This doesn’t feel like it’s going anywhere at present - a lack of commitment. Either you’re building a railway in your garden, or you’re merely skulking in the shrubbery, thrusting a track plan behind your back and muttering “Who, me?” when accused. I need a plan.
- Buy the track. Really, I can’t realistically go further in any way without this. Review the monthly budget, complete some eBay sales and then place the order.
- Lay track around the two outer edges of the lawn, including the curve. This will give an end-to-end run of approximately twenty feet, which isn’t very interesting but is a clear indication that this project is happening. It will also prove (or not) my chosen tracklaying method.
- Buy some sort of vehicle, even if it’s only a secondhand wagon from eBay. Then I can test the track and at least see which way it falls. (Come to think of it, I already have a secondhand O gauge wagon, even if it is in bright yellow plastic.)

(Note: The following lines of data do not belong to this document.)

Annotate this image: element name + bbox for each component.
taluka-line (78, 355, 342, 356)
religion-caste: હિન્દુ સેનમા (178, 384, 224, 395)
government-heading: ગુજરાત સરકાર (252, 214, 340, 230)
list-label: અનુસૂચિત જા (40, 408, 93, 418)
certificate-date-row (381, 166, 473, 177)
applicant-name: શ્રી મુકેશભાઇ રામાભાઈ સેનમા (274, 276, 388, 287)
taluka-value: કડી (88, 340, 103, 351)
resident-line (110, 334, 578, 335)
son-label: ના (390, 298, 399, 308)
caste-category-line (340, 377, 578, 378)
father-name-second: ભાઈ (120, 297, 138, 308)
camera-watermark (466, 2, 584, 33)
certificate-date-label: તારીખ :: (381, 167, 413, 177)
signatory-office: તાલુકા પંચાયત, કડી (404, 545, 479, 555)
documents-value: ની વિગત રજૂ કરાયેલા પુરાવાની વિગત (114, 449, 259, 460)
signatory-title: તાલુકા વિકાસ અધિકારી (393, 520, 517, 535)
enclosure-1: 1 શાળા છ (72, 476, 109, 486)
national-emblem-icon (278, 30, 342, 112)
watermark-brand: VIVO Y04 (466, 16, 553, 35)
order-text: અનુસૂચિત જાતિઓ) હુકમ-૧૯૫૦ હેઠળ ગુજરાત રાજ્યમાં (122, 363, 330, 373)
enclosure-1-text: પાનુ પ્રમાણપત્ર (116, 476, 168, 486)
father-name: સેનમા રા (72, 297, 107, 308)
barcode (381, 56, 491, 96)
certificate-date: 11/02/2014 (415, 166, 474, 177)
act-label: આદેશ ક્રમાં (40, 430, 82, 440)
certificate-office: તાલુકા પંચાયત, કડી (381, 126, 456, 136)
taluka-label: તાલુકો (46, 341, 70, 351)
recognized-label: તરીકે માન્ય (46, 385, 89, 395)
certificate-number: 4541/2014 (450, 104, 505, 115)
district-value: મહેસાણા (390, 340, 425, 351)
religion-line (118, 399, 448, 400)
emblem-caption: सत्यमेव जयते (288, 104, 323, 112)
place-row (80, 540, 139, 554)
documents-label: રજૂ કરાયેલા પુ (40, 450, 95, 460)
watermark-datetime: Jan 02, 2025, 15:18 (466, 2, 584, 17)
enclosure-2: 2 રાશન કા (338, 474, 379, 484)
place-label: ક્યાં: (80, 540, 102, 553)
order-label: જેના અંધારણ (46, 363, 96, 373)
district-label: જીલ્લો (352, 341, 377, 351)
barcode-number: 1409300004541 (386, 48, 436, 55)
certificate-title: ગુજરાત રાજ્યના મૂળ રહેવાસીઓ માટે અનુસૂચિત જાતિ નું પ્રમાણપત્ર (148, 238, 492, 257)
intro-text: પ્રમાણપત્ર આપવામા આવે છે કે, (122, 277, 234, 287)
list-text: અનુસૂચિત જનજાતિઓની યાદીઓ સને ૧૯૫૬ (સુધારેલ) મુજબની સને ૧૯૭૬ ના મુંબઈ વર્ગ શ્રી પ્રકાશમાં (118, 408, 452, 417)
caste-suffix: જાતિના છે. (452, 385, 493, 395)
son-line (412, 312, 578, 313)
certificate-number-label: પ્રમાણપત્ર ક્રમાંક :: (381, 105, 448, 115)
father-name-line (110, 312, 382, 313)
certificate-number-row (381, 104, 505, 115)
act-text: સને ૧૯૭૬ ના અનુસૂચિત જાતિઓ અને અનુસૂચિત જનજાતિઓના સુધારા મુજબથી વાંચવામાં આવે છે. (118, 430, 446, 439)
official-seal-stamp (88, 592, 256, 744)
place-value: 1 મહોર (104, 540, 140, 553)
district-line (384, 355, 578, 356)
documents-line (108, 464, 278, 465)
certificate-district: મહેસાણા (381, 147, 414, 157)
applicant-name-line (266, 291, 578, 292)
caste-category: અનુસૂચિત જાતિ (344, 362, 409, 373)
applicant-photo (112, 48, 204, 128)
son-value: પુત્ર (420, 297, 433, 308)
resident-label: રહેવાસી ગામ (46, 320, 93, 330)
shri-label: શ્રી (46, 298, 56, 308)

I’ve got a week off at the end of October, an ideal chance to really break the back of this (or at least someone’s back). Note that the eldest JRA is on half-term hols too so it’s not exactly “free time”, but there ought to be an opportunity to work outside at some point. If I then get no further until next spring, at least I can spend the winter indoors building wagon and station kits, knowing there will be somewhere to put them.
The salvage operation on eBay is going particularly well, already showing a profit over eighty pounds which will go a decent way towards track costs. Most of what’s left to sell is odds and sods, but I think we’ll make the ton.